W3C XQUERY Finding Duplicates in doctype with criteria ?

Hi folks :D,

not posted for a while but I have an interesting problem to solve.

Lets say I have a schema in my tamino database called ‘customer’ and a customer document looks like this.


<customer>
   <id>12345</id>
   <firstname>Ian</firstname>
   <surname>Gratton</surname>
   <house-no>1</house-no>
   <street>XML Avenue</street>
   <post-code>DE21 2XX</post-code>
</customer>

I need to be able to list all customer documents that have

duplicated surnames AND duplicated house-no AND duplicated post-codes.
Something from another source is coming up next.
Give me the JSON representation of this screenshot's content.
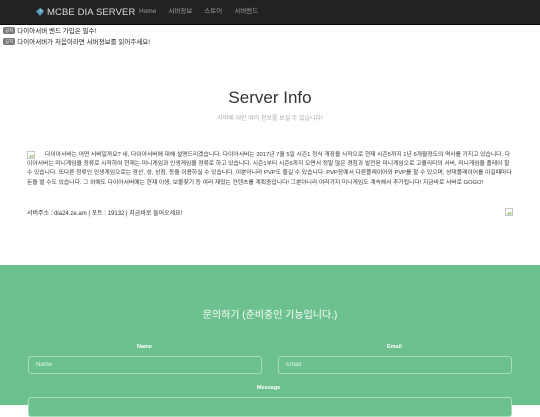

The xquery distinct-values() function is great for removing duplicates but in this case I want only the duplicates.

Any ideas :?:

Thanks in advance.

quick update.

This is the equivalent SQL statement to do the same


select
  a.id,
  a.surname,
  a.house_no,
  a.post_code
from
  customer a,
  customer b
where
  a.surname = b.surname
  and a.house_no = b.house_no
  and a.post_code = b.post_code
  and a.customer_id <> b.customer_id
order by
  a.surname,
  a.paon,
  a.post_code

Hi,

As in SQL you can perform a self-join on the “customer” doctype. So, you can translate your SQL query into a similar XQuery expression that looks like this:

for $a in input()/customer
for $b in input()/customer
where
$a/surname = $b/surname
and
$a/hose-no = $b/house-no
and
$a/post-code = $b/post-code
and
$a/id != $b/id
return
$a

But probably the following grouping query is more appropriate:

for $a in distinct-values(input()/customer/surname)
for $b in distinct-values(input()/customer/house-no)
for $c in distinct-values(input()/customer/post-code)
let $g := input()/customer[surname = $a and house-no = $b and post-code = $c]
where count($g) > 1
return
<res @surname = “{$a}“ @house-no = “{$b}” @post-code=”{$c}”>
{$g/id}

The query lists you all combinations of surname, house-no and post-code with more than one “customer” element in the doctype.

Best regards,

Thorsten Fiebig